George Brown [South Oxford] asked whether any mode of settling the liabilities between Upper and Lower Canada, and whether it was intended to submit a measure on the subject to this Parliament.

John A. Macdonald [Kingston, Attorney-General West]  said that was a mere question of appraisal and settlement of account, with which the Local Constitutions had nothing to do. It was, however, the intention of the Government to submit a mode of arrangement to this Parliament, but his honourable friend would see that the giving effect in this, as to the Confederate and Local Legislatures, must be by act of the Imperial Parliament.

George Brown [South Oxford] was very glad to have heard at the Attorney-General’s [John A. Macdonald] views on the subject.

John Sandfield Macdonald [Cornwall] wish to know the course the government intended to pursue towards providing for the first meeting of the Upper Canada Parliament.

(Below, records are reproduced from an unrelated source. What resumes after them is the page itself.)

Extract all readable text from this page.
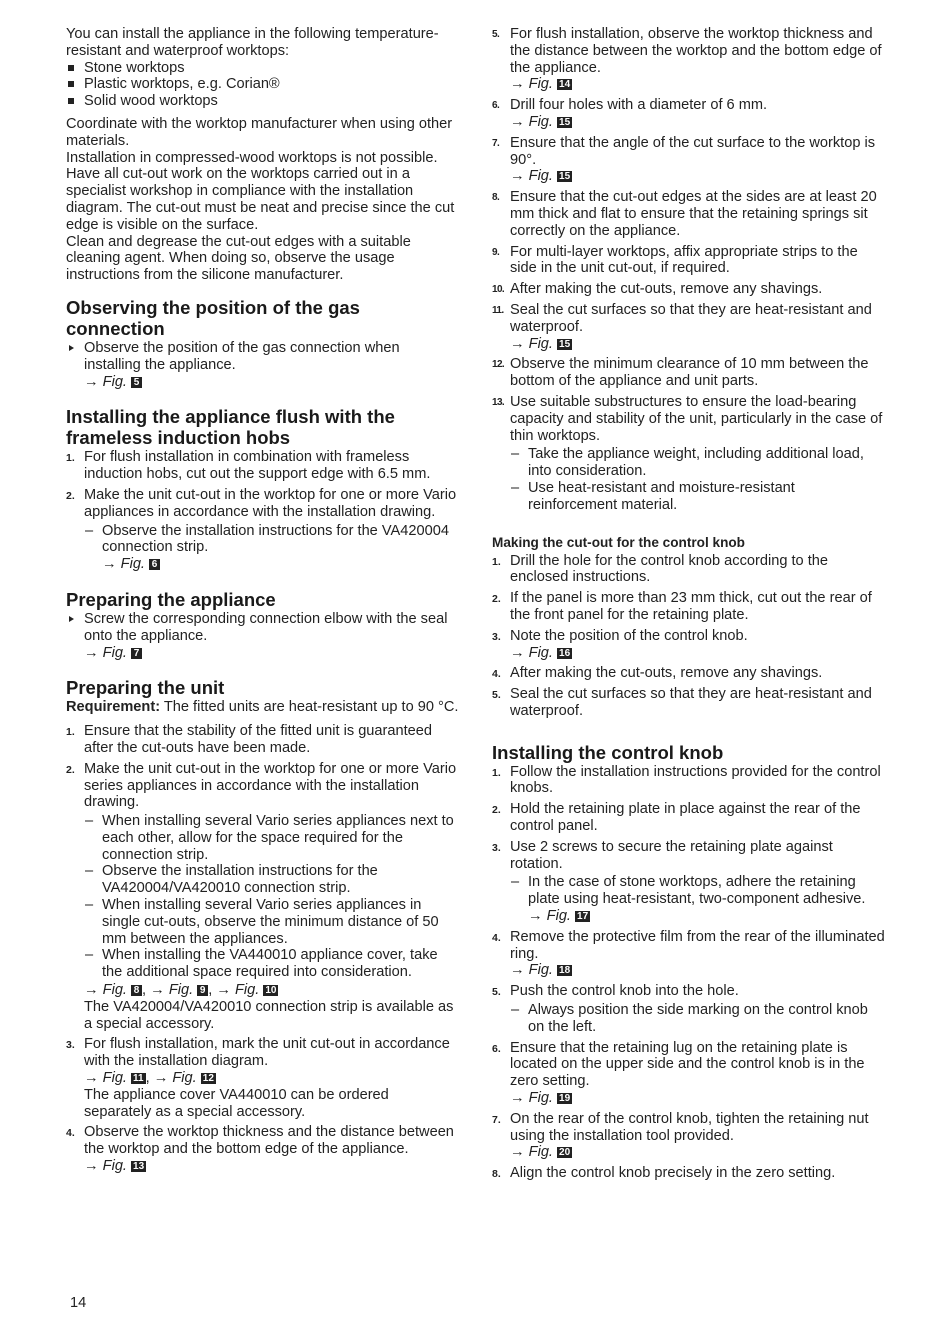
You can install the appliance in the following temperature-resistant and waterproof worktops:

Stone worktops
Plastic worktops, e.g. Corian®
Solid wood worktops

Coordinate with the worktop manufacturer when using other materials.

Installation in compressed-wood worktops is not possible.

Have all cut-out work on the worktops carried out in a specialist workshop in compliance with the installation diagram. The cut-out must be neat and precise since the cut edge is visible on the surface.

Clean and degrease the cut-out edges with a suitable cleaning agent. When doing so, observe the usage instructions from the silicone manufacturer.

Observing the position of the gas connection
Observe the position of the gas connection when installing the appliance.
→ Fig. 5
Installing the appliance flush with the frameless induction hobs
1. For flush installation in combination with frameless induction hobs, cut out the support edge with 6.5 mm.
2. Make the unit cut-out in the worktop for one or more Vario appliances in accordance with the installation drawing.
– Observe the installation instructions for the VA420004 connection strip.
→ Fig. 6
Preparing the appliance
Screw the corresponding connection elbow with the seal onto the appliance.
→ Fig. 7
Preparing the unit

Requirement: The fitted units are heat-resistant up to 90 °C.

1. Ensure that the stability of the fitted unit is guaranteed after the cut-outs have been made.
2. Make the unit cut-out in the worktop for one or more Vario series appliances in accordance with the installation drawing.
– When installing several Vario series appliances next to each other, allow for the space required for the connection strip.
– Observe the installation instructions for the VA420004/VA420010 connection strip.
– When installing several Vario series appliances in single cut-outs, observe the minimum distance of 50 mm between the appliances.
– When installing the VA440010 appliance cover, take the additional space required into consideration.
→ Fig. 8 , → Fig. 9 , → Fig. 10
The VA420004/VA420010 connection strip is available as a special accessory.
3. For flush installation, mark the unit cut-out in accordance with the installation diagram.
→ Fig. 11 , → Fig. 12
The appliance cover VA440010 can be ordered separately as a special accessory.
4. Observe the worktop thickness and the distance between the worktop and the bottom edge of the appliance.
→ Fig. 13
5. For flush installation, observe the worktop thickness and the distance between the worktop and the bottom edge of the appliance.
→ Fig. 14
6. Drill four holes with a diameter of 6 mm.
→ Fig. 15
7. Ensure that the angle of the cut surface to the worktop is 90°.
→ Fig. 15
8. Ensure that the cut-out edges at the sides are at least 20 mm thick and flat to ensure that the retaining springs sit correctly on the appliance.
9. For multi-layer worktops, affix appropriate strips to the side in the unit cut-out, if required.
10. After making the cut-outs, remove any shavings.
11. Seal the cut surfaces so that they are heat-resistant and waterproof.
→ Fig. 15
12. Observe the minimum clearance of 10 mm between the bottom of the appliance and unit parts.
13. Use suitable substructures to ensure the load-bearing capacity and stability of the unit, particularly in the case of thin worktops.
– Take the appliance weight, including additional load, into consideration.
– Use heat-resistant and moisture-resistant reinforcement material.
Making the cut-out for the control knob
1. Drill the hole for the control knob according to the enclosed instructions.
2. If the panel is more than 23 mm thick, cut out the rear of the front panel for the retaining plate.
3. Note the position of the control knob.
→ Fig. 16
4. After making the cut-outs, remove any shavings.
5. Seal the cut surfaces so that they are heat-resistant and waterproof.
Installing the control knob
1. Follow the installation instructions provided for the control knobs.
2. Hold the retaining plate in place against the rear of the control panel.
3. Use 2 screws to secure the retaining plate against rotation.
– In the case of stone worktops, adhere the retaining plate using heat-resistant, two-component adhesive.
→ Fig. 17
4. Remove the protective film from the rear of the illuminated ring.
→ Fig. 18
5. Push the control knob into the hole.
– Always position the side marking on the control knob on the left.
6. Ensure that the retaining lug on the retaining plate is located on the upper side and the control knob is in the zero setting.
→ Fig. 19
7. On the rear of the control knob, tighten the retaining nut using the installation tool provided.
→ Fig. 20
8. Align the control knob precisely in the zero setting.
14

John A. Macdonald [Kingston, Attorney-General West]  said the functions of this Government when cease the moment the Confederate Constitution came in force.

George Brown [South Oxford] wished to urge on the Attorney-General the importance of the point put by the hon. member for Cornwall [John Sandfield Macdonald]. It would be necessary for this Parliament to arrange the way in which the Local Constitutions where do we put in force, and he hoped the Government would at once bring down resolutions upon the subject before the debate on the Local Constitutions was resumed.

John A. Macdonald [Kingston, Attorney-General West]  hoped his hon. friend with see that they should first determine the principle before they went into details. The principle of the Lower Constitutions was now before them, and when that was affirmed, the means of organising them would be duly considered. The organization of the General Government, with the approbation of the people as expressed by a general election, should precede the organization of the Local Governments.

George-Étienne Cartier [Montreal East, Attorney-General East] addressed the House in French explaining at considerable length the provisions of the Local Constitution for Lower Canada.

Antoine-Aimé Dorion [Hochelaga] followed, stating that he designed to propose an amendment in favour of a single chamber in Lower Canada, the same as in Upper Canada.

Joseph Cauchon [Montmorency] replied to Mr. Dorion, speaking until a quarter to twelve o’clock.


The resolutions were then read the first time, and the House adjourned.